I recently worked with Balsa and i got a nice piece from midwest balsa and i had not trouble using a dremel and router bit for the removal of wood for the weight area. I also used the lowest speed setting and took my time.
I am having more of a issue with the looks, fuzz. So the paint and prep are on-going.
Post by Gravity Steve on Apr 17, 2008 19:08:51 GMT -6
Saw this too late! Ninja, the best way to seal balsa is with a nitrocellulose lacquer sanding sealer. The hobby shops call it airplane dope. You can buy it in quart sizes in the big box stores, for only a little more than the hobby shop will charge you for an 8-ounce bottle. Depending on how porous your wood is, it may require several coats. I use it on my pine cars, because it works so well.
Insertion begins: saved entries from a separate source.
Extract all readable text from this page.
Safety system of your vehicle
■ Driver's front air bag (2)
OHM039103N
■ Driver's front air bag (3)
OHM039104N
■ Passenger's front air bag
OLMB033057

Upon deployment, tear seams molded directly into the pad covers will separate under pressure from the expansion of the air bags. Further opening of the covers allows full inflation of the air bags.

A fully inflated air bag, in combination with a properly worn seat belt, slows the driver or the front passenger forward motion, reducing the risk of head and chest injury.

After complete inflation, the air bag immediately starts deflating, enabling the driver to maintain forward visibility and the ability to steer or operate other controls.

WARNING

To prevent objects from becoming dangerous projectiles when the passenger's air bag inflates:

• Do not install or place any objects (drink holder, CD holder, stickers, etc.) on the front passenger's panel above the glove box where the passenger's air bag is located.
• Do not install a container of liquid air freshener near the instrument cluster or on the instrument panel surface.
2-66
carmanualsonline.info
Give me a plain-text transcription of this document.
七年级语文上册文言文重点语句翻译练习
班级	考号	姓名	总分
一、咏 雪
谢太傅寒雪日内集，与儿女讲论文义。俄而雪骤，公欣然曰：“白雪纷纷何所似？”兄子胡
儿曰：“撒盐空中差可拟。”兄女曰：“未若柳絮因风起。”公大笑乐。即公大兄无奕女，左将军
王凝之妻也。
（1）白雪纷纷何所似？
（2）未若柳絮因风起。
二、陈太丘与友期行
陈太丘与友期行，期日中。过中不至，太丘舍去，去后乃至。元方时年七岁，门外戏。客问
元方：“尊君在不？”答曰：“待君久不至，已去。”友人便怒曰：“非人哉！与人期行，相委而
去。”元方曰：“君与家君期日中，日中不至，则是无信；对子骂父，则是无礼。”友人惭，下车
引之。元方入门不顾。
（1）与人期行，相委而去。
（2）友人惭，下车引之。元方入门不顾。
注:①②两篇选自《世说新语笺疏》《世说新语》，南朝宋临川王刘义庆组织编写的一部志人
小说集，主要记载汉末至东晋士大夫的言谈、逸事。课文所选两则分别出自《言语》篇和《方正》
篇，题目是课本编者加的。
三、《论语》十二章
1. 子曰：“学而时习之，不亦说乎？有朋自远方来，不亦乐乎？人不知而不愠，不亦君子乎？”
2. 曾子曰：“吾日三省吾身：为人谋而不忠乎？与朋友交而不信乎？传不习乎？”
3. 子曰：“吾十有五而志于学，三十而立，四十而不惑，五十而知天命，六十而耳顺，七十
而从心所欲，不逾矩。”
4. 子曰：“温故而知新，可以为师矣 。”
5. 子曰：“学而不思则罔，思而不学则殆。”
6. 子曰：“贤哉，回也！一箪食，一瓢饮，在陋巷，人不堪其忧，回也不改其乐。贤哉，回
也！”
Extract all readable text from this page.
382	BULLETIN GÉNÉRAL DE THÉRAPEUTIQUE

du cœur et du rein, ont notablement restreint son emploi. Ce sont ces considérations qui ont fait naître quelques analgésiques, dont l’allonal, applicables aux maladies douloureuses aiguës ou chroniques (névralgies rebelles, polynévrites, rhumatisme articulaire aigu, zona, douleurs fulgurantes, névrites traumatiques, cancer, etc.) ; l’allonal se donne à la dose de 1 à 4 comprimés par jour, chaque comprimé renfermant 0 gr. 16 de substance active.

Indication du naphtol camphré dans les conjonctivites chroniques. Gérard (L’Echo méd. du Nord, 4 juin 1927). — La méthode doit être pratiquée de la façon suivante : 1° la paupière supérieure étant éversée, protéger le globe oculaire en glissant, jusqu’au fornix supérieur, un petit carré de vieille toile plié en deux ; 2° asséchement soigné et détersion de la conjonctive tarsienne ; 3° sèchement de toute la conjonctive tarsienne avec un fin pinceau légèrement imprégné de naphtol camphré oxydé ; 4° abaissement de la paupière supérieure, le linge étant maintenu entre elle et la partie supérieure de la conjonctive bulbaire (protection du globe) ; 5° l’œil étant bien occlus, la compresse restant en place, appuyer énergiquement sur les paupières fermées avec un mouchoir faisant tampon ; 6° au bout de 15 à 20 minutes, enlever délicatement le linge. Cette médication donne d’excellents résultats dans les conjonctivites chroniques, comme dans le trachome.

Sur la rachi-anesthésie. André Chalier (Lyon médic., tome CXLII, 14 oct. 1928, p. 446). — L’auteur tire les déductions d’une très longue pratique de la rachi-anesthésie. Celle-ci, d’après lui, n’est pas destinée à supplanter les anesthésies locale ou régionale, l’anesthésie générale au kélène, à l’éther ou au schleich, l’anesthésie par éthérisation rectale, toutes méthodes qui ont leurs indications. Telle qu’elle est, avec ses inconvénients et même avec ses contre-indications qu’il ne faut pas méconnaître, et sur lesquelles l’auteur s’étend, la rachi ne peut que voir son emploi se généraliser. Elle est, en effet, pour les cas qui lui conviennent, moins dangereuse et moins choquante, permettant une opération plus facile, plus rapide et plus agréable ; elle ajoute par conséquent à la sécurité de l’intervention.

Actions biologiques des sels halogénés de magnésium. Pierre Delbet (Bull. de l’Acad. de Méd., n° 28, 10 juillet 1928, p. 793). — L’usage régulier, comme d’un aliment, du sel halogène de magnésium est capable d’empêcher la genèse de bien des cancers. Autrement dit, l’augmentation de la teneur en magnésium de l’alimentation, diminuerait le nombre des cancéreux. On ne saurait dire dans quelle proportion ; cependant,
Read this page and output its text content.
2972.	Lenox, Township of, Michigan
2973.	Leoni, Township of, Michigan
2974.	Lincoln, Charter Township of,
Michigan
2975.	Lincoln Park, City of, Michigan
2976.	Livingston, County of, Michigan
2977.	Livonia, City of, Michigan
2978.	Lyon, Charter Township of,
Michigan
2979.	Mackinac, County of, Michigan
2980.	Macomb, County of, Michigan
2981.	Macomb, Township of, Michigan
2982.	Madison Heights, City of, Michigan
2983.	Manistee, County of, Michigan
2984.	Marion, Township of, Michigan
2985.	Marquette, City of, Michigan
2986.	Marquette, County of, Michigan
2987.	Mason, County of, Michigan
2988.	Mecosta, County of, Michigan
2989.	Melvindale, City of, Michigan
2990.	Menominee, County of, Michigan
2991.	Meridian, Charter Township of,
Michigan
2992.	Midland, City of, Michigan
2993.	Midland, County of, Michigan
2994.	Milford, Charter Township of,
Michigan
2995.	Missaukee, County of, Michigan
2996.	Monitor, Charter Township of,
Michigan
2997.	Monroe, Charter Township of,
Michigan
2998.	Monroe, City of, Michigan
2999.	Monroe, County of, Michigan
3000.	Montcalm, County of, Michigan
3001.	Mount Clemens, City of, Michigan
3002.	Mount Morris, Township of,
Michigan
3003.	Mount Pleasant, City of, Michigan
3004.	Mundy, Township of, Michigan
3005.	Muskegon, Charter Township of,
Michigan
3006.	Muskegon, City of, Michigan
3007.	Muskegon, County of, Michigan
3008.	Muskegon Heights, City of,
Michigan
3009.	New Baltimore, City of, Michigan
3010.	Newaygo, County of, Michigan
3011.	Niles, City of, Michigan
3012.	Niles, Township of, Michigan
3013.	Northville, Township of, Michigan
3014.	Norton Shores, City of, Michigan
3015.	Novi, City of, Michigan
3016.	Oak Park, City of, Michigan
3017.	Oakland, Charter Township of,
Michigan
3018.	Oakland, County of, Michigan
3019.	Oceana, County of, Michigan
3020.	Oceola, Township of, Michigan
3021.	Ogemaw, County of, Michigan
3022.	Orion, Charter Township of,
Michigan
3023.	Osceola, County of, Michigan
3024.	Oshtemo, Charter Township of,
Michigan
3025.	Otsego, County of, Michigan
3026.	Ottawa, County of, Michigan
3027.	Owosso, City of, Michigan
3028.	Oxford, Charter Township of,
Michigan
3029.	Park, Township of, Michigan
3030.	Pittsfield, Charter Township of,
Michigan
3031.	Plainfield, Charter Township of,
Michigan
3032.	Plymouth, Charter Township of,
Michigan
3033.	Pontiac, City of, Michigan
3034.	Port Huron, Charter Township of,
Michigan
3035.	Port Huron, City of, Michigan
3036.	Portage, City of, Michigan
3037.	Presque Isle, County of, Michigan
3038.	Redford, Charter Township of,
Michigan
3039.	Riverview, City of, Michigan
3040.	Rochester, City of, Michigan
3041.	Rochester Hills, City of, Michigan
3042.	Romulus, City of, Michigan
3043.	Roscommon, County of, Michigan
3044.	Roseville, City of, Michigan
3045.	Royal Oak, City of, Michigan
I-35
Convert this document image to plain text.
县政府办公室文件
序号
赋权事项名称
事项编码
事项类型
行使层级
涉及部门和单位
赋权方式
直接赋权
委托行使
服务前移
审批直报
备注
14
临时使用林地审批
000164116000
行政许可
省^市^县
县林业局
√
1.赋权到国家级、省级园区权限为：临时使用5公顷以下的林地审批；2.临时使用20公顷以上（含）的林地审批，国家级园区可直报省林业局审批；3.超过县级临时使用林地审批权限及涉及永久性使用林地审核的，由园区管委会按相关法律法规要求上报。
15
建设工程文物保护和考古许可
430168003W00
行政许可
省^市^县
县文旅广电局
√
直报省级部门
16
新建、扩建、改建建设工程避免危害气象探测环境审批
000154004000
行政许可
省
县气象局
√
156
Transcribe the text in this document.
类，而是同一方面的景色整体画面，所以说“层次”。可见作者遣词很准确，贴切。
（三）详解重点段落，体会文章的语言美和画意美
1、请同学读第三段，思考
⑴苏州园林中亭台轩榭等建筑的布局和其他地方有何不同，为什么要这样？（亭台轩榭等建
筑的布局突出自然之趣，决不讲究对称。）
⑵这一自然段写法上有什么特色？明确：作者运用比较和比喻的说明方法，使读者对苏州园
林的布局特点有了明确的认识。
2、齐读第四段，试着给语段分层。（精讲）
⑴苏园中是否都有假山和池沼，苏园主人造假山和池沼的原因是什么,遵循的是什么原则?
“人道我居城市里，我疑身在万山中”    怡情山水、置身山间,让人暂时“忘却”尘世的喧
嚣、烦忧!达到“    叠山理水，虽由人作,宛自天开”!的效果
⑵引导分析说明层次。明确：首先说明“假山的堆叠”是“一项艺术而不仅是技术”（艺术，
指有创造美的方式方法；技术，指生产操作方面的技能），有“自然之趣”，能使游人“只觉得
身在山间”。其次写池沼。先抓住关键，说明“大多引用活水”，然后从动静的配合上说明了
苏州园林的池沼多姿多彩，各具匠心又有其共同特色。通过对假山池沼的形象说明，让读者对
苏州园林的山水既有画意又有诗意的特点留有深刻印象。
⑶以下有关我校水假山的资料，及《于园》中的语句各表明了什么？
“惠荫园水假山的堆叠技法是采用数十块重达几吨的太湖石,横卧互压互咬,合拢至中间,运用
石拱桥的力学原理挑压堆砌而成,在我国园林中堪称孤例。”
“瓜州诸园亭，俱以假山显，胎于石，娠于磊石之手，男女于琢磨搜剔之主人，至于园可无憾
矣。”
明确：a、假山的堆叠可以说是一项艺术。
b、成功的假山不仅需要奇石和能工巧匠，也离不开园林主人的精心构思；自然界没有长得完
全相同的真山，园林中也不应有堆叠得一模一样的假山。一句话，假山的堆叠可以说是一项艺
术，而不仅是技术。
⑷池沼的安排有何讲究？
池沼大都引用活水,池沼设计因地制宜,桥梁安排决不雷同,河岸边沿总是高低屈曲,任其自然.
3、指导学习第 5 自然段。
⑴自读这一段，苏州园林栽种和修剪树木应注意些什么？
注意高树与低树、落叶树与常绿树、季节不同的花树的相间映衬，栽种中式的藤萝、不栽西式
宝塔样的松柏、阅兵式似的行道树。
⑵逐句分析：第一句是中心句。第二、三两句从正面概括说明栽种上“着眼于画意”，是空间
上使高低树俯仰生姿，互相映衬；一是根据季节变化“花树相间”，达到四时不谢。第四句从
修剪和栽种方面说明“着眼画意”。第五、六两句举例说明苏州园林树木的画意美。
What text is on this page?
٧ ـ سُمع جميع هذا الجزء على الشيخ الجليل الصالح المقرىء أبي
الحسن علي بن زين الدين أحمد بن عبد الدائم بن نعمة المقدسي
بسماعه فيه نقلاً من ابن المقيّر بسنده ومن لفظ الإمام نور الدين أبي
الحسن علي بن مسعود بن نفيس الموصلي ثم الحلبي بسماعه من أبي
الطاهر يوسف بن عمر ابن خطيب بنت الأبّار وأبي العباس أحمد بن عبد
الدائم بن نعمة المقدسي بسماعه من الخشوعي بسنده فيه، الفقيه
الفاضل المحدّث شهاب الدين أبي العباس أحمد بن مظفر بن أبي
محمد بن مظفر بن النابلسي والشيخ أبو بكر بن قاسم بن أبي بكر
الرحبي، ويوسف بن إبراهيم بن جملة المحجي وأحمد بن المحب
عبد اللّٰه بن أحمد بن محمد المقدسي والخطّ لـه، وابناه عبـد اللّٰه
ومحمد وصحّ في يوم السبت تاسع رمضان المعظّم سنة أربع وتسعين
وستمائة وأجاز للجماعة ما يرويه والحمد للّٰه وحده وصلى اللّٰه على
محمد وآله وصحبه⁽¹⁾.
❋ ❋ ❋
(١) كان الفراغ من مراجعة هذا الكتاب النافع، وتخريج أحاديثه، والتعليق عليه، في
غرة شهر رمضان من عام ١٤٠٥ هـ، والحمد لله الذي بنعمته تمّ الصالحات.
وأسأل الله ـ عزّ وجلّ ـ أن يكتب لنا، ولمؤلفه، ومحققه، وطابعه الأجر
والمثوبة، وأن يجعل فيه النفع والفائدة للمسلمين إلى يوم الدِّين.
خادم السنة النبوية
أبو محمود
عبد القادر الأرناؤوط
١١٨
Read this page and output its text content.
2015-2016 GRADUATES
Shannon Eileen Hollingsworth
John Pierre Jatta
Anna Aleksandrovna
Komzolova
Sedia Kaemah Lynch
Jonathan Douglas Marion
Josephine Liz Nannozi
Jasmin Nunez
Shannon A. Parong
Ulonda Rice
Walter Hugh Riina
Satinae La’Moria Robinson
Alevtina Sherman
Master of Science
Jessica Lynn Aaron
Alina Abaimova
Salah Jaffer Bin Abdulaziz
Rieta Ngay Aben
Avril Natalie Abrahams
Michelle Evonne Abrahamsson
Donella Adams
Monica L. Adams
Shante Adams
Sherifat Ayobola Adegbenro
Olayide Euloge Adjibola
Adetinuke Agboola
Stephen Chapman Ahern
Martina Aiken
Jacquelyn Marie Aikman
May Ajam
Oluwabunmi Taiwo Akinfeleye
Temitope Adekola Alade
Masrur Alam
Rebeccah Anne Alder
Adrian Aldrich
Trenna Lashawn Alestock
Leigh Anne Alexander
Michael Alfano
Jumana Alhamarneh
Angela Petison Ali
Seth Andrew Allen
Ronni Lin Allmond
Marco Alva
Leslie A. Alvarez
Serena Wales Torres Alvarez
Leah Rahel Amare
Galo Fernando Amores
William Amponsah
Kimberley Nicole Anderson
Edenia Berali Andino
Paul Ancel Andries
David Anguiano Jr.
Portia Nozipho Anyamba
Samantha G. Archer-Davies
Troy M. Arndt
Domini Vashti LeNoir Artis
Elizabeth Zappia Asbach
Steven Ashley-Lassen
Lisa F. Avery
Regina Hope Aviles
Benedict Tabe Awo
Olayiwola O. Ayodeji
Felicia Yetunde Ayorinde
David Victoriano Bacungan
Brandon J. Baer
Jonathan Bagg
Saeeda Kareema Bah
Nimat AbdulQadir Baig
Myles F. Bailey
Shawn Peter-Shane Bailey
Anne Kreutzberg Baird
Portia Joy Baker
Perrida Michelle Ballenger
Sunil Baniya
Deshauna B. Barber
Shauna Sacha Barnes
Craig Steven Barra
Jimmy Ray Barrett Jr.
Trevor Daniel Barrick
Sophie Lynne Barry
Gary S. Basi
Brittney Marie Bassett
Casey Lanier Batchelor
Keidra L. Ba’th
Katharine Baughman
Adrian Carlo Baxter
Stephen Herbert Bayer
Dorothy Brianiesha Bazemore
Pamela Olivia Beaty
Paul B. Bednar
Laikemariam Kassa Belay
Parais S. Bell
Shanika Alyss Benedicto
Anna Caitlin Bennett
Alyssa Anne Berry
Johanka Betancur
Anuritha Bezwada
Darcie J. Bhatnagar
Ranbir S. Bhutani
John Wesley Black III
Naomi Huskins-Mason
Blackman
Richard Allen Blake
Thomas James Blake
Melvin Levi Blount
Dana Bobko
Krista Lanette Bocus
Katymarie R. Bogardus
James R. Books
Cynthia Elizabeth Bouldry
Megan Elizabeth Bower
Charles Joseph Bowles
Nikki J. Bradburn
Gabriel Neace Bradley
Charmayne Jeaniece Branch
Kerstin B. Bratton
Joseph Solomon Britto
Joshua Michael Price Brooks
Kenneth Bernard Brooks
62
It also dries while you are watching! So, build, sand, build, sand, etc, all with a brush. You can have it flat and shiny in one day, by waiting 1/2 hour between coats. Then I just use good spray paint to finish off. Slicker'n'snot.
btw, airplane dope has some wikkid cool colors, too.
CORRECTION: I remember now that nitrocellulose lacquer isn't "flat" like the airplane-dope type sanding sealer. The sanding sealer I was thinking of is still usable, but it is NOT lacquer based, you can use regular paint thinner to clean your brush. Sorry about that.